Arkham’s guards, led by Jackie Sullivan (Brendan Gleeson), give Arthur a hard time. But the plucky guy takes the harassment on the chin. Due to heavy, regular medication, he seems to have regained some normality.

His good behavior gives Arthur some respite and he is allowed to attend music therapy sessions in another wing that accommodates patients of a less problematic nature. There he meets Lee Quinzel (Lady Gaga), who becomes obsessed with the Joker and instantly gravitates. towards him

Arthur bonds with Lee over music and their shared emotional problems. Love blossoms between two souls searching for peace. Hope and Fulfillment hint that even Arthur’s trial, centered on the defense’s argument that the murders were committed by the Joker, not Arthur Flake, is about to begin.

With a glimmer of love and acceptance, Arthur goes off his medication, slowly returning to the Joker in him. The judge often peeked at him to reprimand him. At one point, Arthur is warned that this is not a comedy club and that “you are not on stage”.

That’s where Arthur hangs – between the real world that doesn’t care one bit for his choices and a fantasy universe that he weaves with Lee. Reality rankles. Arthur and Lee escape to an imaginary domain filled with musical routines that give Lady Gaga, who otherwise plays second fiddle to Phoenix, a place to fully display her wares.

These set pieces, however tagged-on they may be, give Joker: Foley a rare moment of beauty and power. Arthur’s fragile state of mind is underscored by performances that shake his mind, be they in clubs, variety shows or in the courtroom, which becomes a stage for an angry musical explosion.

These are interesting touches, suggesting Arthur’s desperate flight from past wounds and pain into a retreat that holds the promise of harmony and redemption.

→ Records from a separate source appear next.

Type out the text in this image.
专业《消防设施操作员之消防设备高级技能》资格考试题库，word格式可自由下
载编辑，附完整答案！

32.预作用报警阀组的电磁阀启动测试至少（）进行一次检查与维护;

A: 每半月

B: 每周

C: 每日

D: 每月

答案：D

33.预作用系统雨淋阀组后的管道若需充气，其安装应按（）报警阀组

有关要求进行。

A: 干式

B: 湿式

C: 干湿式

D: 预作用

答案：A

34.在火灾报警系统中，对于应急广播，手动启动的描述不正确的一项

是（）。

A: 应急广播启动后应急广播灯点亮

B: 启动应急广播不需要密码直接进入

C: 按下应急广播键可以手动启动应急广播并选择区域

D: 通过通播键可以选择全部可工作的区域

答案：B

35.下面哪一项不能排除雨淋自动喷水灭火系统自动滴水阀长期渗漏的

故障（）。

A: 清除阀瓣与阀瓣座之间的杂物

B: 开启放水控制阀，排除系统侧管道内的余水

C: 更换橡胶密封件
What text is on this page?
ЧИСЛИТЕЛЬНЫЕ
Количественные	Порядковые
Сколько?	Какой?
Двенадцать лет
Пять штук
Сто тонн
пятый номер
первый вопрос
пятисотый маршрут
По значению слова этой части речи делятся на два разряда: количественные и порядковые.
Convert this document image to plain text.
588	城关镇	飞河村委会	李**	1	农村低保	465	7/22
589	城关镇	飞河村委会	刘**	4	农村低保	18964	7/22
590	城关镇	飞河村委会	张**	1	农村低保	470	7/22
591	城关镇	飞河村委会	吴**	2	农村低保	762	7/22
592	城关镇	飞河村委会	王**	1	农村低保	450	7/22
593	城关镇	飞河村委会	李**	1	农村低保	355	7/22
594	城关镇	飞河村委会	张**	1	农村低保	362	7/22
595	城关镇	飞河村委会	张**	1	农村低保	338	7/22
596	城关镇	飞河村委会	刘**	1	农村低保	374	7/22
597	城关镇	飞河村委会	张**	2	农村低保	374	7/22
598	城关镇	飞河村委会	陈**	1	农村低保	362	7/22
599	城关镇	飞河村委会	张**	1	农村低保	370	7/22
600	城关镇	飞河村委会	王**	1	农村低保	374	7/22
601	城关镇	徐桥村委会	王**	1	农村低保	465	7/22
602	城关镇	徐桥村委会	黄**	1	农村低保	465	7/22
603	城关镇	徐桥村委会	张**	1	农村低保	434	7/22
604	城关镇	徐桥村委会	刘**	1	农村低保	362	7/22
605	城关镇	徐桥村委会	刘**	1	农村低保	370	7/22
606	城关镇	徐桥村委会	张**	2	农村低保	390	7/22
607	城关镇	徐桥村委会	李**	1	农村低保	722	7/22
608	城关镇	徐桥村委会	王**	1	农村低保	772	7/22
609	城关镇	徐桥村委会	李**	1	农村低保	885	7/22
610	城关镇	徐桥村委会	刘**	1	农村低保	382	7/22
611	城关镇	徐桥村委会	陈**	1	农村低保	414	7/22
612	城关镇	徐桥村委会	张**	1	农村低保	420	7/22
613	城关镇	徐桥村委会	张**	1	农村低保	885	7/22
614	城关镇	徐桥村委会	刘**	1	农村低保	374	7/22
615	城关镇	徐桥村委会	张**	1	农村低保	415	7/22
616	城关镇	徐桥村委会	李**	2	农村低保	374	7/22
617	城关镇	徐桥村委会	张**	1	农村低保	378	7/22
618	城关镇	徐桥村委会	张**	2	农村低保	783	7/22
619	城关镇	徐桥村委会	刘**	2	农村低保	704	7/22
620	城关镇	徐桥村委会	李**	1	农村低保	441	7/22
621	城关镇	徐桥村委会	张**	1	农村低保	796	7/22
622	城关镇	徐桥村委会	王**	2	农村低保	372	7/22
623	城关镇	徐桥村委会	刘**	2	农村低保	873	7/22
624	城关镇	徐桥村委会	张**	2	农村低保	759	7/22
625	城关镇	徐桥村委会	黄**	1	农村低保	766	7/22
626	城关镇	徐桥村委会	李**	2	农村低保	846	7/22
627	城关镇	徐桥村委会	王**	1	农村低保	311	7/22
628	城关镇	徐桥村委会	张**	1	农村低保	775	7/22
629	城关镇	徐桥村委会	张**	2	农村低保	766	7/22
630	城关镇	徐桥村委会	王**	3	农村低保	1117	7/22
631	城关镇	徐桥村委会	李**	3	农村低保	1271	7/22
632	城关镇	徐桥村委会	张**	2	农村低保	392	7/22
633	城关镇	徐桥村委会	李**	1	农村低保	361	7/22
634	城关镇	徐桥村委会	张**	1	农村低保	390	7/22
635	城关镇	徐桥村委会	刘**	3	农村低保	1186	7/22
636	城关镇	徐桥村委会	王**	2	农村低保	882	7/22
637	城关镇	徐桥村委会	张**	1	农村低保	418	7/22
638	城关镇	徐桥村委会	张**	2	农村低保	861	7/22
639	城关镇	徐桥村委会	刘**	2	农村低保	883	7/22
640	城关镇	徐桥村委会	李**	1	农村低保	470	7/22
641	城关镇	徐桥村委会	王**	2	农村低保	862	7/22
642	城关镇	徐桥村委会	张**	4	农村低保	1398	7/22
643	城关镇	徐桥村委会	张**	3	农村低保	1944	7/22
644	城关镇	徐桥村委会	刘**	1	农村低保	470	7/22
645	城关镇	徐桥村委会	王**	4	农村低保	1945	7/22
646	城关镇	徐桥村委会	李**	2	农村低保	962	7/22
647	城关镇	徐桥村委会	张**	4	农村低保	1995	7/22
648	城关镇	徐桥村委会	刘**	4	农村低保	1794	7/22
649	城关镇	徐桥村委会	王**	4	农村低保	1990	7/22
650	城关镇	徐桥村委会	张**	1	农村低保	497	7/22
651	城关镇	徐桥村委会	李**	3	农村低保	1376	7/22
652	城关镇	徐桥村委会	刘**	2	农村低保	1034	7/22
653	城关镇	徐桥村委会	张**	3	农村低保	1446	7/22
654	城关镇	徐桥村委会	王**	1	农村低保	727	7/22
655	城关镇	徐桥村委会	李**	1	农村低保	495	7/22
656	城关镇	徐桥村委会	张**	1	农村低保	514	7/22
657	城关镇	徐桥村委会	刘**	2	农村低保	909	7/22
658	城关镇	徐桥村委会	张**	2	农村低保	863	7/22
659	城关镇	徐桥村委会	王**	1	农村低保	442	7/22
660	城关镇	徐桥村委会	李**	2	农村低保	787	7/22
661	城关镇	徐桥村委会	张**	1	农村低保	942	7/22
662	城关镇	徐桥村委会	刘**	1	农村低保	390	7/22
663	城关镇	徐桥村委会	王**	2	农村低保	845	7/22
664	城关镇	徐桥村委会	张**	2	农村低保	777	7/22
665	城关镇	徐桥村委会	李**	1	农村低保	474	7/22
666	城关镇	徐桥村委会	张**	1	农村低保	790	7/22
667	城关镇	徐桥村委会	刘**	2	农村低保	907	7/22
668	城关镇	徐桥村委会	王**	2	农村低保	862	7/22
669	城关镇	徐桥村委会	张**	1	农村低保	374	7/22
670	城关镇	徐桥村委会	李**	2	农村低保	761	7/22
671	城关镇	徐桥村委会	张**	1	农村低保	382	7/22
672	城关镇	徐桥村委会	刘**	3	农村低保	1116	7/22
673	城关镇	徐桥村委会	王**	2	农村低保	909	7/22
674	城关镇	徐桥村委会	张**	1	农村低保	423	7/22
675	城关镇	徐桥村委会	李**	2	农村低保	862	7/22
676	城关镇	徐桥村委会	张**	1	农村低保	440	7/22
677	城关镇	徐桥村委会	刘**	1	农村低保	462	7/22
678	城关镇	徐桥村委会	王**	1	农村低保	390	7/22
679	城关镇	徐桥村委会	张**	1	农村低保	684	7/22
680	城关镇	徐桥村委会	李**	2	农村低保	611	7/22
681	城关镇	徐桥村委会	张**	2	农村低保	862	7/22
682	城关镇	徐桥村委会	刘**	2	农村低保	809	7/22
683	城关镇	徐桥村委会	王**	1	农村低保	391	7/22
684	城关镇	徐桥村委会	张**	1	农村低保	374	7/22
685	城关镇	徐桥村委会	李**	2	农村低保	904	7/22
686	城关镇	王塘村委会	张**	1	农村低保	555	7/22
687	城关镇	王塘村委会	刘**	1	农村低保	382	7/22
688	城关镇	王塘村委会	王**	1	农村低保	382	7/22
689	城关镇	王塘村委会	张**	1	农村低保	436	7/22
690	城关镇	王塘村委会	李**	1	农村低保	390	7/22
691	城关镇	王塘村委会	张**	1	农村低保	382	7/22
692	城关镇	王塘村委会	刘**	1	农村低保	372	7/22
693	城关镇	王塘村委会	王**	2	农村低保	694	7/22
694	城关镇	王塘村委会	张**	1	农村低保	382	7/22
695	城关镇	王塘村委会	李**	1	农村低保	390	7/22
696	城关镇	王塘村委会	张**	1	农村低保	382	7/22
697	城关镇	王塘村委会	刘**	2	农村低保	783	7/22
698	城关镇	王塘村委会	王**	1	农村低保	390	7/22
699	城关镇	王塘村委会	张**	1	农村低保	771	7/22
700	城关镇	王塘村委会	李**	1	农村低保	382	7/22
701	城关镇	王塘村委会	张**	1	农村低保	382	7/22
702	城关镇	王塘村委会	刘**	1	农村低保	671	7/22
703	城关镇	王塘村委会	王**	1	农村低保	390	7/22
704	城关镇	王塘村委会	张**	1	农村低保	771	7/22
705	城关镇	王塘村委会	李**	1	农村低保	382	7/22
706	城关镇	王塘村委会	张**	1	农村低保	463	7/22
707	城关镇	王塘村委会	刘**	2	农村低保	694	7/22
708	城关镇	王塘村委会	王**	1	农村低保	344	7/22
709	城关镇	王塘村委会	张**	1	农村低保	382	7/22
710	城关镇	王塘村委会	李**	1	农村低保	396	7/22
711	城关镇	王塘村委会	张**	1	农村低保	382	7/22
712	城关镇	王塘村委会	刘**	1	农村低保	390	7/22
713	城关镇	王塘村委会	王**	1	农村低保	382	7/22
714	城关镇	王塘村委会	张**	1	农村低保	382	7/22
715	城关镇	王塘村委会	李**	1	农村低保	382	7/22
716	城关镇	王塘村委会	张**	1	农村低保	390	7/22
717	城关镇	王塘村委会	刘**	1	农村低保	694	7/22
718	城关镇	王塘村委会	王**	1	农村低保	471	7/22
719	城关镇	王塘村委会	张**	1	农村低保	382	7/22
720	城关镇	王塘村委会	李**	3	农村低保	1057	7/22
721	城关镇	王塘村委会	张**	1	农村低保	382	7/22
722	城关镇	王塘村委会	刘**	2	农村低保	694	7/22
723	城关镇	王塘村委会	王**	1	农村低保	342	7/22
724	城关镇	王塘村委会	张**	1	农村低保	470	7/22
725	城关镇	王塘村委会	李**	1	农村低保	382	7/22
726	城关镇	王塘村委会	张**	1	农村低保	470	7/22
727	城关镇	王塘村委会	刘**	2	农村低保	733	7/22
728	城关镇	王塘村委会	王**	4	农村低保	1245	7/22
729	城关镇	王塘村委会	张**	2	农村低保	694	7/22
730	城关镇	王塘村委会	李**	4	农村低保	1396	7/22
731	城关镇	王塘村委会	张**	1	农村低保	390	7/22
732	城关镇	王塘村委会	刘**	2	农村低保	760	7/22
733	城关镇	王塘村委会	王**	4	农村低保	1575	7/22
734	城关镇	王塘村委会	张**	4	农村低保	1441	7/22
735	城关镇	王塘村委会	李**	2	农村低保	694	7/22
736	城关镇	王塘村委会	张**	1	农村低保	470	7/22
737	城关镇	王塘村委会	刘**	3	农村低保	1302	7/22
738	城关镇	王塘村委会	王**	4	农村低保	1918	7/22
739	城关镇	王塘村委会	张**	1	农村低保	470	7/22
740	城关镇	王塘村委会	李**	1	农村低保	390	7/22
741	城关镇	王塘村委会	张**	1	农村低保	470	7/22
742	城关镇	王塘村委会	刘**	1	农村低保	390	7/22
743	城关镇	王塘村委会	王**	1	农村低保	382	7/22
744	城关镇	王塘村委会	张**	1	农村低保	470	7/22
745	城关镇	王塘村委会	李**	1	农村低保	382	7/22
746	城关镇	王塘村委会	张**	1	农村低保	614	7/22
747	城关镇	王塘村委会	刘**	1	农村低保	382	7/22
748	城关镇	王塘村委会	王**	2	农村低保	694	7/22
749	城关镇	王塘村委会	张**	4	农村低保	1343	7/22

But that said, not only is the narrative extremely thin, the character development is almost non-existent. The musical numbers draw our attention away from the absence of true inspiration in the story and the overall treatment. As long as I have love I can do it, goes one of the songs. As for the film, for all the love and music it peddles, it doesn’t quite make it.

Such a large number of musical numbers is unusual for a film as dark as Joker: Folie à Deux. But despite the singing and dancing, Phillips clearly doesn’t want audiences to see the film as a musical. It takes quite a bit of shine off an exercise that does a good job of playing up style-substance conflicts.

The light in both Arthur and Lee – the latter of whom builds “a mountain out of a small hill” and “a heaven out of a small hell” and sings, once the two are free – dispels the darkness that engulfs them, but can it? Be permanent as they want it to be?

Confusion never goes away. The Joker’s Part: Folly à Deux is highly incoherent. If it’s meant to convey the underlying conflicts at work of two damaged minds, it doesn’t quite work.